One night (I would say maybe week 3 or 4 of grief), I asked my partner, “babe how do you do it? I just can’t do it, I cannot bare to hold another baby boy if I can’t hold my own”. He replied that sometimes we just need to bite the bullet and do it. It hurts, it even hurts him but he does it because he knows its going to be all around us, and the love he has for these babies hasn’t changed because we couldn’t keep ours. My partner supported me in every way, and reassured me there will never be “the right time” but when I’m ready I will know. I sat on this conversation for a couple of days, and as painful as it felt, I knew he was right. I had to face it. I can tell you I was so nervous and the whole time I was trying to build up the courage to ask if I could hold my nephew, I was also trying to frantically talk myself out of it.

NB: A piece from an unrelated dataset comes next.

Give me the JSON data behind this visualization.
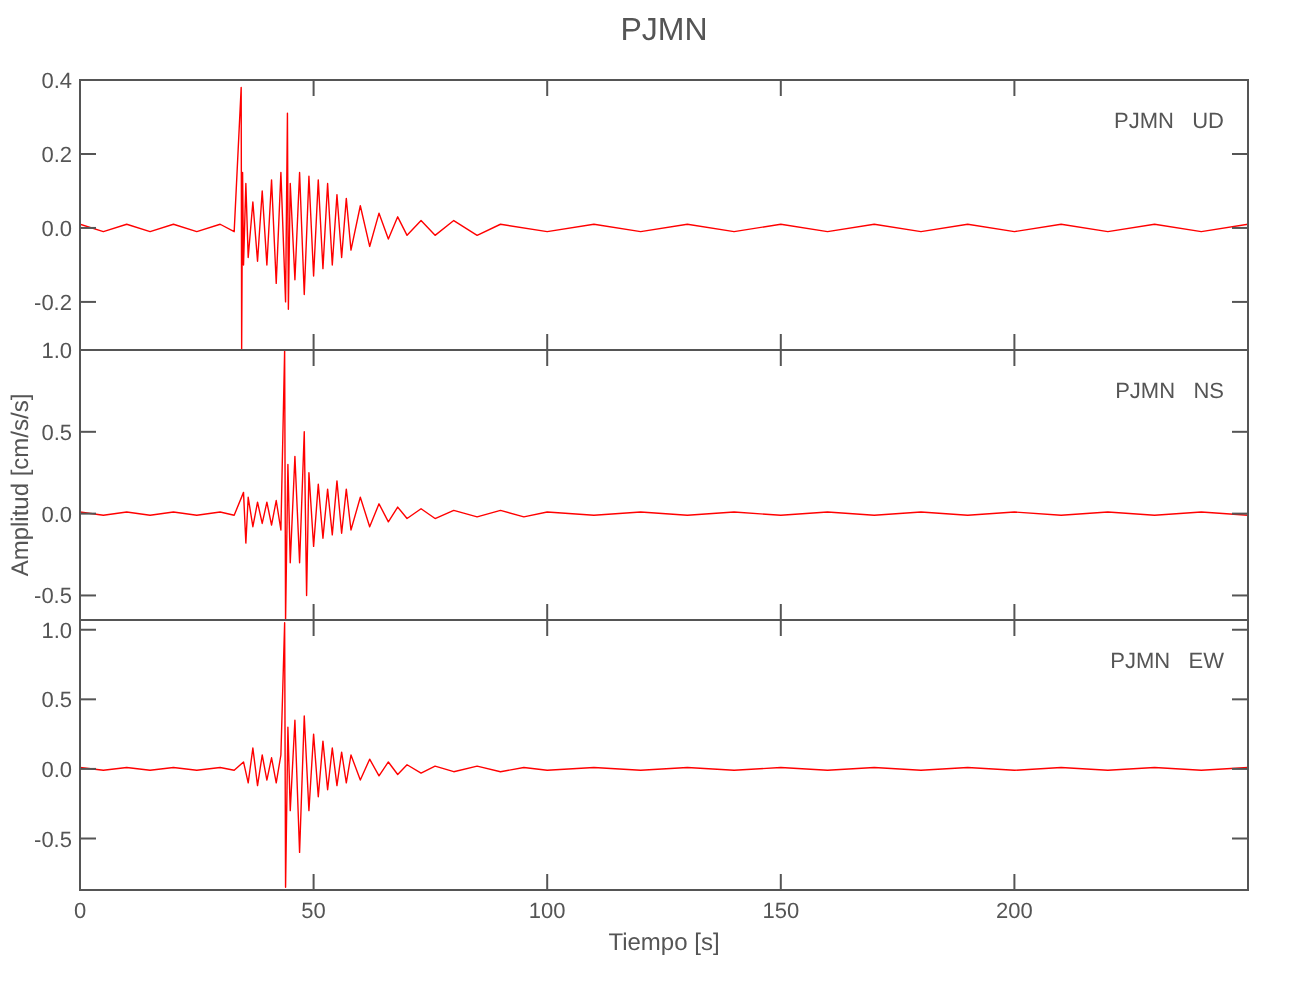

I wanted my son and only him in my arms, so I felt I was betraying my boy. I was terrified my deep pain would bring me to my knees.
When I finally asked, something strange happened. It felt good, I had achieved a tremendous self growth, and this little person I held on my lap made that happen for me. I will forever be grateful to my nephew for that, for showing me innocence with no judgement and for affecting me in such a positive way.
For me, I felt I had to take this step forward or else it may have held me back on my journey with grief. Some days I still struggle with being around boys my son’s age, but it is not an overwhelming feeling of grief, it’s more of a wondering what my son may look like or would he be doing this by now or how would his laugh sound. The answer to those questions can only be found in our dreams and I have to learn to accept that in time. If that feeling will ever go away, I am unsure. I don’t jump to cuddle babies like I once did, but I know for certain I watch them like a hawk more now then I ever did and I will protect them because I do love them and I want them to be safe.
I would say to bereaved parents in similar situations to set boundaries but don’t be afraid to take steps forward because as painful as it is going to be, sometimes when things seem the darkest, moments of beauty present themselves in the most unexpected ways.